After I launched the mobile app, I decided to spend some time on the infrastructure. 2 years ago I experimented with Marathon, which was originally developed at Twitter, probably by a bunch of former Google employees. The reason is Marathon felt very much like Borg: you could see the jobs you launched in a pretty nice Web interface, including their log files, resource utilization and so on. Deploying it on bare metal machines however was an exercise in frustration since Marathon relied heavily on Apache Mesos. For a former Googler, Mesos had some weird terminology and was truly difficult to understand what the heck was going on.

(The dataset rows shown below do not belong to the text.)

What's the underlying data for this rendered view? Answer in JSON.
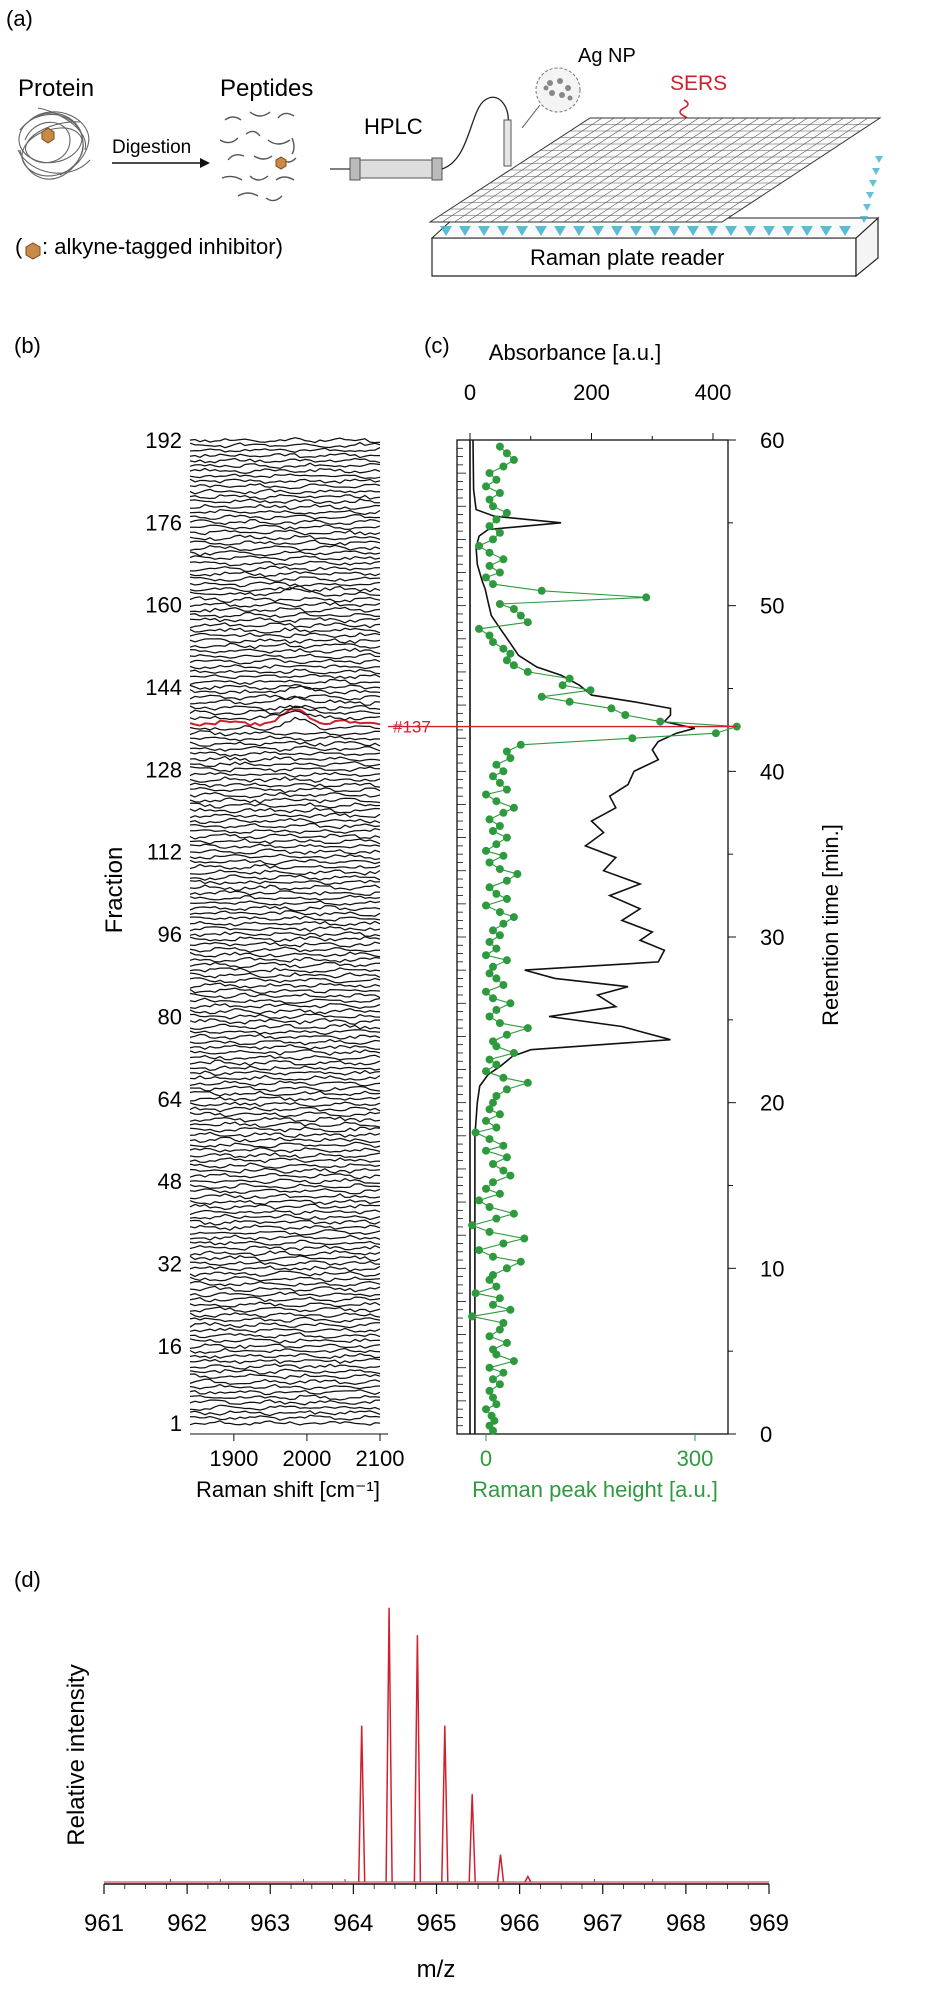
{
  "panel_a": {
    "label": "(a)",
    "protein_label": "Protein",
    "digestion_label": "Digestion",
    "peptides_label": "Peptides",
    "hplc_label": "HPLC",
    "agnp_label": "Ag NP",
    "sers_label": "SERS",
    "plate_label": "Raman plate reader",
    "legend_open": "(",
    "legend_text": ": alkyne-tagged inhibitor)"
  },
  "colors": {
    "red": "#d0202e",
    "green": "#2e9a3e",
    "black": "#111111",
    "cyan": "#39b3c9",
    "axis_green": "#2f9a3f"
  },
  "chart_data": [
    {
      "id": "b",
      "type": "line",
      "panel_label": "(b)",
      "xlabel": "Raman shift [cm⁻¹]",
      "ylabel": "Fraction",
      "xlim": [
        1840,
        2100
      ],
      "xticks": [
        "1900",
        "2000",
        "2100"
      ],
      "yticks": [
        "1",
        "16",
        "32",
        "48",
        "64",
        "80",
        "96",
        "112",
        "128",
        "144",
        "160",
        "176",
        "192"
      ],
      "n_fractions": 192,
      "highlight_fraction": 137,
      "highlight_peak_center": 1985,
      "peak_fractions": [
        {
          "fraction": 137,
          "height": 1.0
        },
        {
          "fraction": 136,
          "height": 0.6
        },
        {
          "fraction": 138,
          "height": 0.55
        },
        {
          "fraction": 139,
          "height": 0.4
        },
        {
          "fraction": 141,
          "height": 0.35
        },
        {
          "fraction": 143,
          "height": 0.3
        },
        {
          "fraction": 162,
          "height": 0.45
        }
      ]
    },
    {
      "id": "c",
      "type": "line",
      "panel_label": "(c)",
      "top_axis_label": "Absorbance [a.u.]",
      "top_xticks": [
        "0",
        "200",
        "400"
      ],
      "top_xlim": [
        0,
        450
      ],
      "bottom_axis_label": "Raman peak height [a.u.]",
      "bottom_xticks": [
        "0",
        "300"
      ],
      "bottom_xlim": [
        -50,
        370
      ],
      "right_axis_label": "Retention time [min.]",
      "right_yticks": [
        "0",
        "10",
        "20",
        "30",
        "40",
        "50",
        "60"
      ],
      "ylim": [
        0,
        60
      ],
      "annotation": "#137",
      "annotation_time": 42.7,
      "absorbance_series": {
        "name": "Absorbance",
        "points": [
          [
            0,
            8
          ],
          [
            12,
            8
          ],
          [
            18,
            8
          ],
          [
            20,
            12
          ],
          [
            21,
            16
          ],
          [
            21.7,
            30
          ],
          [
            22.2,
            50
          ],
          [
            22.8,
            70
          ],
          [
            23.2,
            100
          ],
          [
            23.8,
            330
          ],
          [
            24.2,
            290
          ],
          [
            24.6,
            250
          ],
          [
            25.2,
            130
          ],
          [
            25.8,
            240
          ],
          [
            26.5,
            210
          ],
          [
            27,
            260
          ],
          [
            27.5,
            140
          ],
          [
            28,
            90
          ],
          [
            28.5,
            310
          ],
          [
            29.2,
            320
          ],
          [
            29.8,
            280
          ],
          [
            30.3,
            300
          ],
          [
            31,
            250
          ],
          [
            31.7,
            280
          ],
          [
            32.5,
            230
          ],
          [
            33.2,
            280
          ],
          [
            34,
            220
          ],
          [
            34.8,
            240
          ],
          [
            35.5,
            190
          ],
          [
            36.3,
            220
          ],
          [
            37,
            200
          ],
          [
            37.8,
            240
          ],
          [
            38.5,
            230
          ],
          [
            39.2,
            260
          ],
          [
            40,
            270
          ],
          [
            40.7,
            310
          ],
          [
            41.3,
            300
          ],
          [
            41.8,
            310
          ],
          [
            42.3,
            340
          ],
          [
            42.6,
            370
          ],
          [
            43,
            320
          ],
          [
            43.4,
            330
          ],
          [
            43.8,
            330
          ],
          [
            44.2,
            270
          ],
          [
            44.6,
            200
          ],
          [
            45.2,
            180
          ],
          [
            45.8,
            150
          ],
          [
            46.3,
            110
          ],
          [
            47,
            80
          ],
          [
            47.8,
            65
          ],
          [
            48.6,
            50
          ],
          [
            49.4,
            35
          ],
          [
            50.2,
            30
          ],
          [
            51,
            25
          ],
          [
            51.5,
            20
          ],
          [
            52.5,
            12
          ],
          [
            53.5,
            10
          ],
          [
            54.2,
            15
          ],
          [
            54.6,
            30
          ],
          [
            55,
            150
          ],
          [
            55.4,
            40
          ],
          [
            55.8,
            10
          ],
          [
            57,
            6
          ],
          [
            60,
            5
          ]
        ]
      },
      "raman_series": {
        "name": "Raman peak height",
        "points": [
          [
            0.2,
            10
          ],
          [
            0.5,
            5
          ],
          [
            0.8,
            12
          ],
          [
            1.1,
            8
          ],
          [
            1.5,
            0
          ],
          [
            1.8,
            15
          ],
          [
            2.2,
            10
          ],
          [
            2.6,
            5
          ],
          [
            3,
            20
          ],
          [
            3.3,
            10
          ],
          [
            3.7,
            25
          ],
          [
            4,
            5
          ],
          [
            4.4,
            40
          ],
          [
            4.8,
            15
          ],
          [
            5.1,
            10
          ],
          [
            5.5,
            30
          ],
          [
            5.9,
            5
          ],
          [
            6.3,
            20
          ],
          [
            6.7,
            25
          ],
          [
            7.1,
            -20
          ],
          [
            7.5,
            35
          ],
          [
            7.8,
            10
          ],
          [
            8.2,
            20
          ],
          [
            8.5,
            -15
          ],
          [
            8.9,
            15
          ],
          [
            9.3,
            5
          ],
          [
            9.6,
            10
          ],
          [
            10,
            30
          ],
          [
            10.4,
            50
          ],
          [
            10.7,
            10
          ],
          [
            11.1,
            -10
          ],
          [
            11.5,
            25
          ],
          [
            11.8,
            55
          ],
          [
            12.2,
            5
          ],
          [
            12.6,
            -20
          ],
          [
            13,
            15
          ],
          [
            13.3,
            40
          ],
          [
            13.7,
            5
          ],
          [
            14.1,
            -10
          ],
          [
            14.5,
            20
          ],
          [
            14.8,
            0
          ],
          [
            15.2,
            10
          ],
          [
            15.6,
            35
          ],
          [
            15.9,
            25
          ],
          [
            16.3,
            10
          ],
          [
            16.7,
            30
          ],
          [
            17.1,
            0
          ],
          [
            17.4,
            25
          ],
          [
            17.8,
            5
          ],
          [
            18.2,
            -15
          ],
          [
            18.5,
            15
          ],
          [
            18.9,
            0
          ],
          [
            19.3,
            20
          ],
          [
            19.6,
            5
          ],
          [
            20,
            10
          ],
          [
            20.4,
            15
          ],
          [
            20.8,
            30
          ],
          [
            21.2,
            60
          ],
          [
            21.5,
            25
          ],
          [
            21.9,
            0
          ],
          [
            22.3,
            15
          ],
          [
            22.6,
            5
          ],
          [
            23,
            40
          ],
          [
            23.4,
            15
          ],
          [
            23.7,
            10
          ],
          [
            24.1,
            30
          ],
          [
            24.5,
            60
          ],
          [
            24.8,
            20
          ],
          [
            25.2,
            5
          ],
          [
            25.6,
            15
          ],
          [
            26,
            35
          ],
          [
            26.3,
            10
          ],
          [
            26.7,
            0
          ],
          [
            27.1,
            25
          ],
          [
            27.5,
            15
          ],
          [
            27.8,
            5
          ],
          [
            28.2,
            10
          ],
          [
            28.6,
            30
          ],
          [
            28.9,
            0
          ],
          [
            29.3,
            15
          ],
          [
            29.7,
            5
          ],
          [
            30.1,
            20
          ],
          [
            30.4,
            10
          ],
          [
            30.8,
            25
          ],
          [
            31.2,
            40
          ],
          [
            31.5,
            20
          ],
          [
            31.9,
            0
          ],
          [
            32.3,
            30
          ],
          [
            32.6,
            15
          ],
          [
            33,
            5
          ],
          [
            33.4,
            30
          ],
          [
            33.8,
            45
          ],
          [
            34.1,
            20
          ],
          [
            34.5,
            5
          ],
          [
            34.9,
            25
          ],
          [
            35.2,
            0
          ],
          [
            35.6,
            15
          ],
          [
            36,
            30
          ],
          [
            36.4,
            10
          ],
          [
            36.7,
            20
          ],
          [
            37.1,
            5
          ],
          [
            37.5,
            25
          ],
          [
            37.8,
            40
          ],
          [
            38.2,
            15
          ],
          [
            38.6,
            0
          ],
          [
            38.9,
            30
          ],
          [
            39.3,
            20
          ],
          [
            39.7,
            10
          ],
          [
            40,
            25
          ],
          [
            40.4,
            15
          ],
          [
            40.8,
            35
          ],
          [
            41.2,
            30
          ],
          [
            41.6,
            50
          ],
          [
            42,
            210
          ],
          [
            42.3,
            330
          ],
          [
            42.7,
            360
          ],
          [
            43,
            250
          ],
          [
            43.4,
            200
          ],
          [
            43.8,
            180
          ],
          [
            44.2,
            120
          ],
          [
            44.5,
            80
          ],
          [
            44.9,
            150
          ],
          [
            45.2,
            110
          ],
          [
            45.6,
            120
          ],
          [
            46,
            60
          ],
          [
            46.4,
            40
          ],
          [
            46.7,
            30
          ],
          [
            47.1,
            35
          ],
          [
            47.4,
            25
          ],
          [
            47.8,
            10
          ],
          [
            48.2,
            5
          ],
          [
            48.6,
            -10
          ],
          [
            49,
            60
          ],
          [
            49.4,
            50
          ],
          [
            49.8,
            40
          ],
          [
            50.1,
            20
          ],
          [
            50.5,
            230
          ],
          [
            50.9,
            80
          ],
          [
            51.3,
            10
          ],
          [
            51.7,
            0
          ],
          [
            52,
            20
          ],
          [
            52.4,
            5
          ],
          [
            52.8,
            25
          ],
          [
            53.2,
            5
          ],
          [
            53.6,
            -10
          ],
          [
            54,
            10
          ],
          [
            54.4,
            20
          ],
          [
            54.8,
            5
          ],
          [
            55.2,
            15
          ],
          [
            55.6,
            30
          ],
          [
            56,
            10
          ],
          [
            56.4,
            5
          ],
          [
            56.8,
            20
          ],
          [
            57.2,
            0
          ],
          [
            57.6,
            15
          ],
          [
            58,
            5
          ],
          [
            58.4,
            25
          ],
          [
            58.8,
            40
          ],
          [
            59.2,
            30
          ],
          [
            59.6,
            20
          ]
        ]
      }
    },
    {
      "id": "d",
      "type": "line",
      "panel_label": "(d)",
      "xlabel": "m/z",
      "ylabel": "Relative intensity",
      "xlim": [
        961,
        969
      ],
      "xticks": [
        "961",
        "962",
        "963",
        "964",
        "965",
        "966",
        "967",
        "968",
        "969"
      ],
      "ylim": [
        0,
        1.05
      ],
      "peaks": [
        {
          "mz": 964.1,
          "intensity": 0.57
        },
        {
          "mz": 964.43,
          "intensity": 1.0
        },
        {
          "mz": 964.77,
          "intensity": 0.9
        },
        {
          "mz": 965.1,
          "intensity": 0.57
        },
        {
          "mz": 965.43,
          "intensity": 0.32
        },
        {
          "mz": 965.77,
          "intensity": 0.1
        },
        {
          "mz": 966.1,
          "intensity": 0.02
        }
      ]
    }
  ]
}
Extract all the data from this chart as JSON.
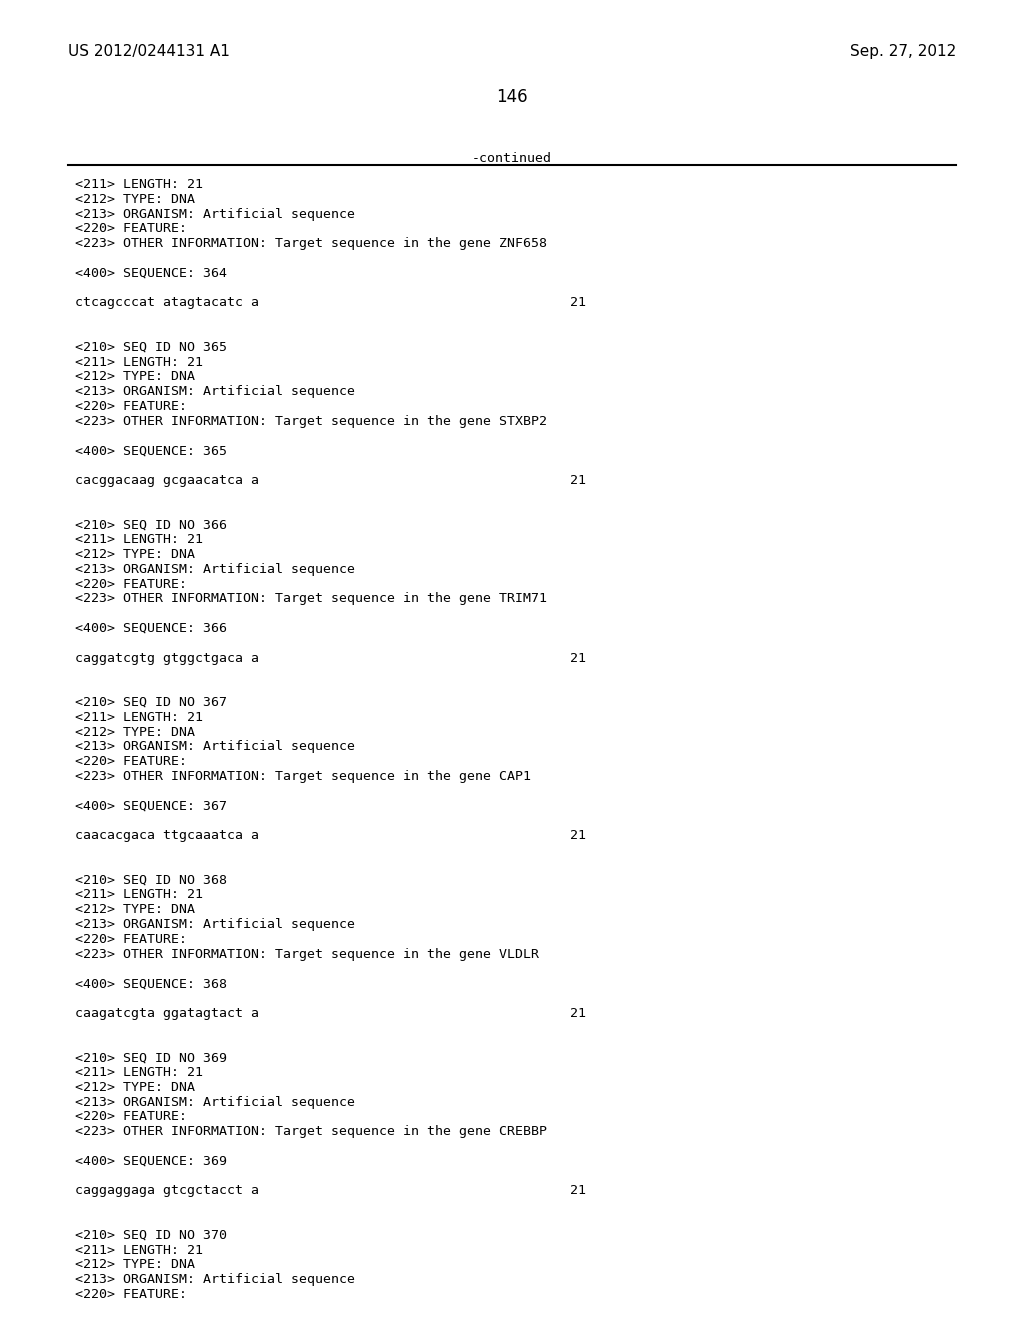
{
  "page_number": "146",
  "top_left": "US 2012/0244131 A1",
  "top_right": "Sep. 27, 2012",
  "continued_label": "-continued",
  "background_color": "#ffffff",
  "text_color": "#000000",
  "font_size_header": 11,
  "font_size_body": 9.5,
  "font_size_page_num": 12,
  "lines": [
    "<211> LENGTH: 21",
    "<212> TYPE: DNA",
    "<213> ORGANISM: Artificial sequence",
    "<220> FEATURE:",
    "<223> OTHER INFORMATION: Target sequence in the gene ZNF658",
    "",
    "<400> SEQUENCE: 364",
    "",
    "SEQ_ctcagcccat atagtacatc a",
    "",
    "",
    "<210> SEQ ID NO 365",
    "<211> LENGTH: 21",
    "<212> TYPE: DNA",
    "<213> ORGANISM: Artificial sequence",
    "<220> FEATURE:",
    "<223> OTHER INFORMATION: Target sequence in the gene STXBP2",
    "",
    "<400> SEQUENCE: 365",
    "",
    "SEQ_cacggacaag gcgaacatca a",
    "",
    "",
    "<210> SEQ ID NO 366",
    "<211> LENGTH: 21",
    "<212> TYPE: DNA",
    "<213> ORGANISM: Artificial sequence",
    "<220> FEATURE:",
    "<223> OTHER INFORMATION: Target sequence in the gene TRIM71",
    "",
    "<400> SEQUENCE: 366",
    "",
    "SEQ_caggatcgtg gtggctgaca a",
    "",
    "",
    "<210> SEQ ID NO 367",
    "<211> LENGTH: 21",
    "<212> TYPE: DNA",
    "<213> ORGANISM: Artificial sequence",
    "<220> FEATURE:",
    "<223> OTHER INFORMATION: Target sequence in the gene CAP1",
    "",
    "<400> SEQUENCE: 367",
    "",
    "SEQ_caacacgaca ttgcaaatca a",
    "",
    "",
    "<210> SEQ ID NO 368",
    "<211> LENGTH: 21",
    "<212> TYPE: DNA",
    "<213> ORGANISM: Artificial sequence",
    "<220> FEATURE:",
    "<223> OTHER INFORMATION: Target sequence in the gene VLDLR",
    "",
    "<400> SEQUENCE: 368",
    "",
    "SEQ_caagatcgta ggatagtact a",
    "",
    "",
    "<210> SEQ ID NO 369",
    "<211> LENGTH: 21",
    "<212> TYPE: DNA",
    "<213> ORGANISM: Artificial sequence",
    "<220> FEATURE:",
    "<223> OTHER INFORMATION: Target sequence in the gene CREBBP",
    "",
    "<400> SEQUENCE: 369",
    "",
    "SEQ_caggaggaga gtcgctacct a",
    "",
    "",
    "<210> SEQ ID NO 370",
    "<211> LENGTH: 21",
    "<212> TYPE: DNA",
    "<213> ORGANISM: Artificial sequence",
    "<220> FEATURE:"
  ]
}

Running Marathon on top of it had major challenges: when long-running services failed you could not figure out why things were not working. So after about 2 weeks I gave up on it, and went back to manually managed Xen VMs.
Around the same time I spent few days with Docker Swarm. If you're familiar with Borg/Kubernetes, Swarm is very different from it since - at least when it started, you had to allocate services to machines by hand. I wrote it off quickly since allocating dockerized services on physical machines was not my idea of cluster management.
Last year I switched to Kubernetes (version 1.2) since it's the closest to what I expect from a cluster management system. The version I've been using in production has a lot of issues: high availability (HA) for its components is almost non-existent. I had to setup Kube in such a way that its components have some resemblance of HA. In the default configuration, Kubernetes installs its control components on a single machine. If that machine fails or is rebooted your entire cluster disappears.
Even with all these issues, Kubernetes solves a lot of problems for you. The flannel networking infrastructure greatly simplifies the deployment of docker containers, since you don't need to worry about routing traffic between your containers.
Even now Kubernetes doesn't do HA:
Don't be fooled by the title of the bug report, the same component used in kubectl to implement HA could be used inside Kube' servers for the same reason. I guess these days the Google engineers working on Kubernetes have no real experience deploying large services on Borg inside Google. Such a pity!
Using DNS might work for the K8s services, but at least in version 1.2, SkyDNS was an add-on to Kubernetes. This should really be part of the deployed K8s services. Hopefully newer versions fixed that, I didn't check.
Preferably, the base K8s services implement HA natively. Deploying a separate load balancer is just a workaround around the problem.
FYI Google's Borg internal services implement HA natively. Seems to me the Kubernetes team just wanted to build something quick, and never got around to doing the right thing. But I think it's about time they do it.
kube-dns is an application on k8s, so it uses scale-out and k8s services for HA, like applications do. And I agree that it is important, I don't know of any installations that don't include it.
I think the right things have been built. We do need to do a better job documenting this though!